The stagecoach passed through the valley in 1858 from San Francisco to Yuma, Arizona until 1901, although there are reports that one of the last stagecoach runs through California did pass through the Santa Ynez Valley in 1914. The narrow-gauge railroad also has history in the surrounding area, bringing passengers and supplies which made travel and freight much faster and easier thus ending the stagecoach era. Visitors would travel the narrow-gauge to the valley and were then transported via stagecoach over the San Marcos Pass to Santa Barbara, connecting them south. Some of the passengers the narrow-gauge railroad brought to the area were searching for property and a place to settle down. When the decision was made to expand rail services along the coast instead of through the Santa Ynez Valley, the landscape for growth changed, keeping the towns smaller than had once been anticipated and ultimately brought the stagecoach era to an end.

Santa Ynez General (Photo courtesy SY Chamber)

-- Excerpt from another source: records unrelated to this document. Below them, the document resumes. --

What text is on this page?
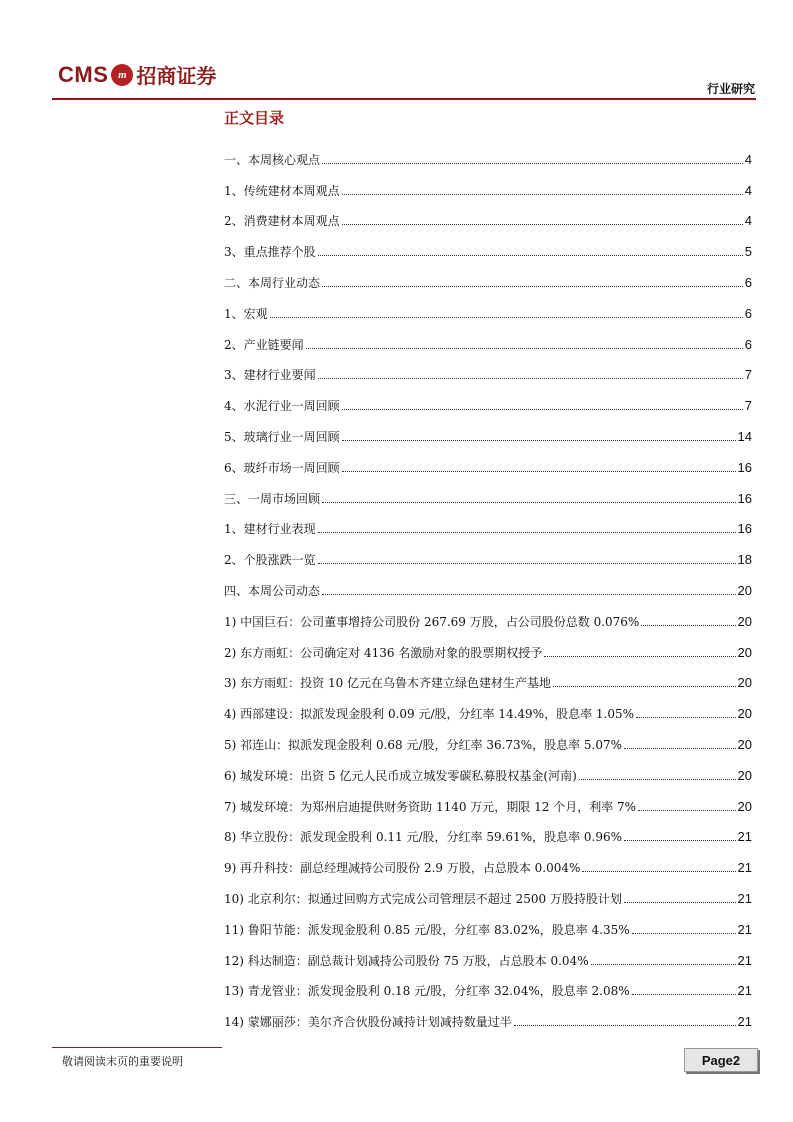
CMS m 招商证券
行业研究
正文目录
一、本周核心观点	4
1、传统建材本周观点	4
2、消费建材本周观点	4
3、重点推荐个股	5
二、本周行业动态	6
1、宏观	6
2、产业链要闻	6
3、建材行业要闻	7
4、水泥行业一周回顾	7
5、玻璃行业一周回顾	14
6、玻纤市场一周回顾	16
三、一周市场回顾	16
1、建材行业表现	16
2、个股涨跌一览	18
四、本周公司动态	20
1) 中国巨石：公司董事增持公司股份 267.69 万股，占公司股份总数 0.076%	20
2) 东方雨虹：公司确定对 4136 名激励对象的股票期权授予	20
3) 东方雨虹：投资 10 亿元在乌鲁木齐建立绿色建材生产基地	20
4) 西部建设：拟派发现金股利 0.09 元/股，分红率 14.49%，股息率 1.05%	20
5) 祁连山：拟派发现金股利 0.68 元/股，分红率 36.73%，股息率 5.07%	20
6) 城发环境：出资 5 亿元人民币成立城发零碳私募股权基金(河南)	20
7) 城发环境：为郑州启迪提供财务资助 1140 万元，期限 12 个月，利率 7%	20
8) 华立股份：派发现金股利 0.11 元/股，分红率 59.61%，股息率 0.96%	21
9) 再升科技：副总经理减持公司股份 2.9 万股，占总股本 0.004%	21
10) 北京利尔：拟通过回购方式完成公司管理层不超过 2500 万股持股计划	21
11) 鲁阳节能：派发现金股利 0.85 元/股，分红率 83.02%，股息率 4.35%	21
12) 科达制造：副总裁计划减持公司股份 75 万股，占总股本 0.04%	21
13) 青龙管业：派发现金股利 0.18 元/股，分红率 32.04%，股息率 2.08%	21
14) 蒙娜丽莎：美尔齐合伙股份减持计划减持数量过半	21
敬请阅读末页的重要说明	Page2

You can still see the remnants of a western town when you walk through Santa Ynez. Western storefronts, and an easy, country lifestyle is apparent both in outward appearance and inside the shops and restaurants. It is that warm, friendly, come-on-in kind of welcome that speaks to the small, yet savvy, business owners in the Township of Santa Ynez. WiFi is available around town and most shops have an active social media presence.

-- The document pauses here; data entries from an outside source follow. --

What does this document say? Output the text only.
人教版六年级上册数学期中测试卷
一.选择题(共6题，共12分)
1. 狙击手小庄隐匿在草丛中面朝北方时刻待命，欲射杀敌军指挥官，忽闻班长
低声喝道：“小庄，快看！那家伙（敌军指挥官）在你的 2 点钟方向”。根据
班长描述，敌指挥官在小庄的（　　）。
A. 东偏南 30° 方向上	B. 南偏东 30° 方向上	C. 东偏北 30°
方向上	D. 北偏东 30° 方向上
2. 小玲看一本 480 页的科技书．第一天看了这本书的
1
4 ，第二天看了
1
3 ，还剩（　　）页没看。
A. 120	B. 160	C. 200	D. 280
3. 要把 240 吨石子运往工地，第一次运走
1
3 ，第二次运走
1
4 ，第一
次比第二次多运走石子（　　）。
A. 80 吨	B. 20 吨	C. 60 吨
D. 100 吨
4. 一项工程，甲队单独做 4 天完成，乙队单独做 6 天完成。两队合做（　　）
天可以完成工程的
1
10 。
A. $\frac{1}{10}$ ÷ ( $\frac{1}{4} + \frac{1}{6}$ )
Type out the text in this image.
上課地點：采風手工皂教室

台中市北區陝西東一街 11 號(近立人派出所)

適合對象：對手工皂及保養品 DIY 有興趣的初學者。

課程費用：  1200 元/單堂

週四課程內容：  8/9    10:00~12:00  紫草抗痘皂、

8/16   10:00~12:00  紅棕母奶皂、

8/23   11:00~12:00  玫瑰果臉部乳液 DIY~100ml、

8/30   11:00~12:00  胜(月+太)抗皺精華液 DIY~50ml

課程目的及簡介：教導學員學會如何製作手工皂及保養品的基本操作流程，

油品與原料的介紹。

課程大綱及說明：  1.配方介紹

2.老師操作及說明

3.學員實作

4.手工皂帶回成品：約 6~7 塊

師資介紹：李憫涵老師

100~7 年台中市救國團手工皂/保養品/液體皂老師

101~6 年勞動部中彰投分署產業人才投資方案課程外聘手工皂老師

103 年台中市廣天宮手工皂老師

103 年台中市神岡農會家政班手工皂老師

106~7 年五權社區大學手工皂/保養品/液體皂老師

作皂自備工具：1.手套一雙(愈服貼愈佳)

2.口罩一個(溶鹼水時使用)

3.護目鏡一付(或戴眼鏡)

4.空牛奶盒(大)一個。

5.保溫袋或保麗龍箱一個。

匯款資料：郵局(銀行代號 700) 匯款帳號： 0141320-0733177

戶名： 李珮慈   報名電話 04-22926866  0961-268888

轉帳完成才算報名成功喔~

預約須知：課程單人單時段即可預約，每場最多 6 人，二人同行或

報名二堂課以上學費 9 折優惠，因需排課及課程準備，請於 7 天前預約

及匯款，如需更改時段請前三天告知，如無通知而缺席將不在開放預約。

Harrison Hardware and the Santa Ynez Feed and Milling serve as “anchor stores” for valley residents and can take care of just about any need for your pets and livestock, ranch or garden. The Santa Ynez Pet Hospital in town has provided small animal medical, surgical, dental, and emergency services since 1983.

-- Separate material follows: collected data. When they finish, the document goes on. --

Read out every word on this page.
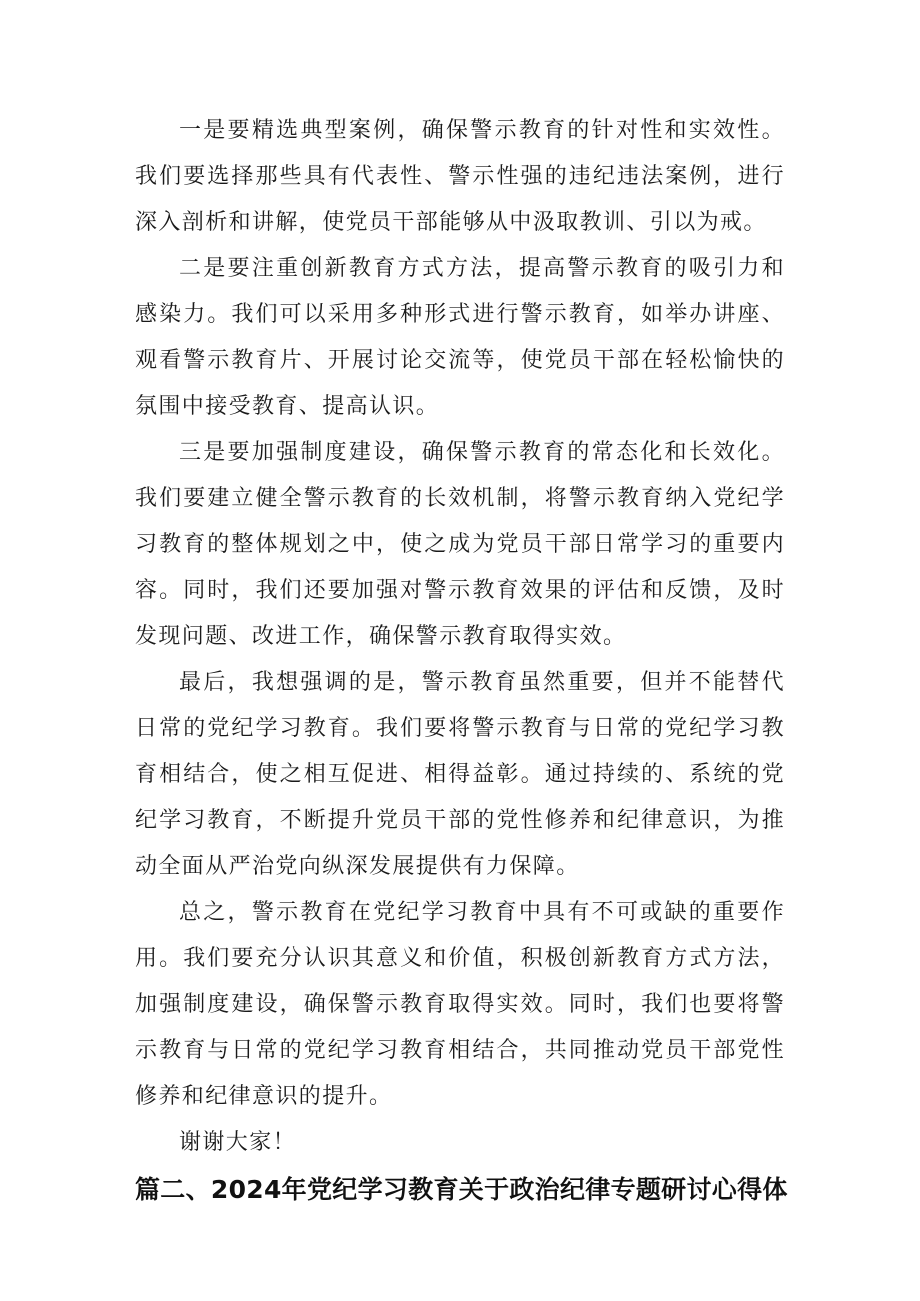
一是要精选典型案例，确保警示教育的针对性和实效性。我们要选择那些具有代表性、警示性强的违纪违法案例，进行深入剖析和讲解，使党员干部能够从中汲取教训、引以为戒。

二是要注重创新教育方式方法，提高警示教育的吸引力和感染力。我们可以采用多种形式进行警示教育，如举办讲座、观看警示教育片、开展讨论交流等，使党员干部在轻松愉快的氛围中接受教育、提高认识。

三是要加强制度建设，确保警示教育的常态化和长效化。我们要建立健全警示教育的长效机制，将警示教育纳入党纪学习教育的整体规划之中，使之成为党员干部日常学习的重要内容。同时，我们还要加强对警示教育效果的评估和反馈，及时发现问题、改进工作，确保警示教育取得实效。

最后，我想强调的是，警示教育虽然重要，但并不能替代日常的党纪学习教育。我们要将警示教育与日常的党纪学习教育相结合，使之相互促进、相得益彰。通过持续的、系统的党纪学习教育，不断提升党员干部的党性修养和纪律意识，为推动全面从严治党向纵深发展提供有力保障。

总之，警示教育在党纪学习教育中具有不可或缺的重要作用。我们要充分认识其意义和价值，积极创新教育方式方法，加强制度建设，确保警示教育取得实效。同时，我们也要将警示教育与日常的党纪学习教育相结合，共同推动党员干部党性修养和纪律意识的提升。

谢谢大家！

篇二、2024年党纪学习教育关于政治纪律专题研讨心得体
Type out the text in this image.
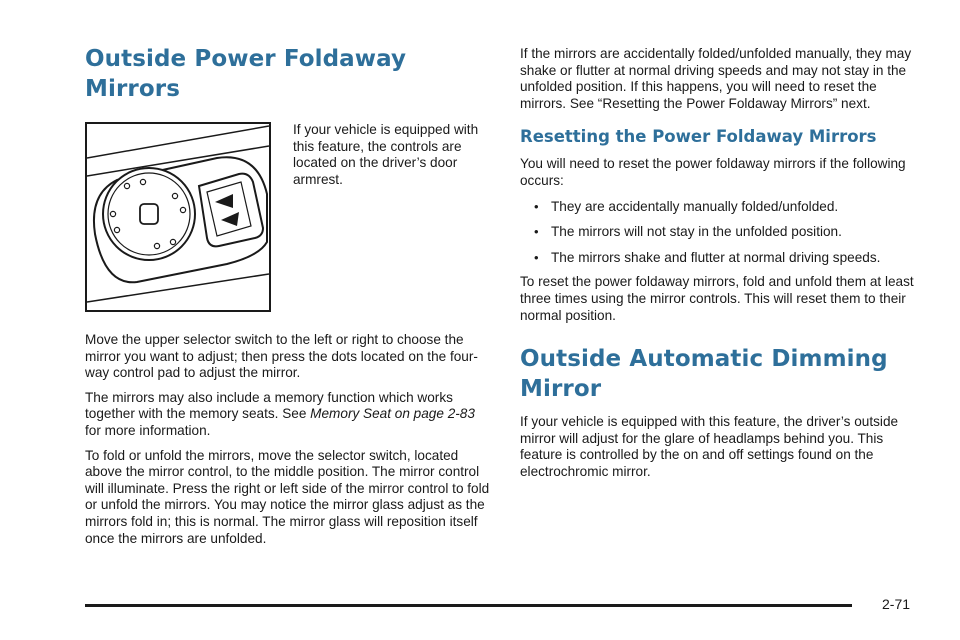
Outside Power Foldaway Mirrors

If your vehicle is equipped with this feature, the controls are located on the driver’s door armrest.

Move the upper selector switch to the left or right to choose the mirror you want to adjust; then press the dots located on the four-way control pad to adjust the mirror.

The mirrors may also include a memory function which works together with the memory seats. See Memory Seat on page 2-83 for more information.

To fold or unfold the mirrors, move the selector switch, located above the mirror control, to the middle position. The mirror control will illuminate. Press the right or left side of the mirror control to fold or unfold the mirrors. You may notice the mirror glass adjust as the mirrors fold in; this is normal. The mirror glass will reposition itself once the mirrors are unfolded.

If the mirrors are accidentally folded/unfolded manually, they may shake or flutter at normal driving speeds and may not stay in the unfolded position. If this happens, you will need to reset the mirrors. See “Resetting the Power Foldaway Mirrors” next.

Resetting the Power Foldaway Mirrors

You will need to reset the power foldaway mirrors if the following occurs:

• They are accidentally manually folded/unfolded.
• The mirrors will not stay in the unfolded position.
• The mirrors shake and flutter at normal driving speeds.

To reset the power foldaway mirrors, fold and unfold them at least three times using the mirror controls. This will reset them to their normal position.

Outside Automatic Dimming Mirror

If your vehicle is equipped with this feature, the driver’s outside mirror will adjust for the glare of headlamps behind you. This feature is controlled by the on and off settings found on the electrochromic mirror.

2-71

Owner Amy of Bakers Table (Photo courtesy of SY Chamber)

If you are lucky enough to have a little time to wander, come take a walk around. Start your morning at Pony Espresso, named with a definite nod to the western heritage of Santa Ynez. They open at 6:30 and offer a variety of coffee choices including, you guessed it, espresso! Baker’s Table, the Longhorn Café, and Lucky Hen Larder also offer delicious morning fare as well as complete lunch menus.

While you stroll, take note of the horseshoes embedded in the crosswalk that connects Edison to Sagunto Street. This was a result of a small-community effort to enhance the downtown area with the spirit of the west. You might be lucky enough to see horseback riders on the streets or horses tied up outside one of the shops or restaurants. Don’t be surprised, just know you’re in one of those special places when you’re in Santa Ynez! Check out the Maverick Saloon where Sagunto Street meets Meadowvale for a cowboy-inspired western bar and restaurant (visit their website for concert listings and special events). Mosey on over to the Santa Ynez Mercantile on Meadowvale while you’re there, it’s the closest thing you will find to a shopping mall in this country town. It offers a cheese purveyor case at the Lucky Hen Larder with sandwiches, salads, and charcuterie platters. An upscale home consignment store at Home Design and Consign is in the center along with Wild Poppy Boutique. Forage Florals offers floral workshops in their studio. The Santa Ynez Elks Lodge #2640 also has a place in the Mercantile and is open 7 days a week from 2 pm weekdays and 1 pm on weekends.

Santa Ynez Historical Library (Photo courtesy of the Santa Ynez Library)

From the beginning, Santa Ynez has offered services and supplies to the local townspeople and passersby.  Now, 138 years later, artisans and entrepreneurs in style, fashion, food and drink along with accountants, wealth advisors, and attorneys all make up the town today.

Drive a few miles east at the 246 exit off the highway 101 until you see the Township of Santa Ynez sign on Edison Street.  Feel free to park the car, take a walk and explore the historic Township of Santa Ynez.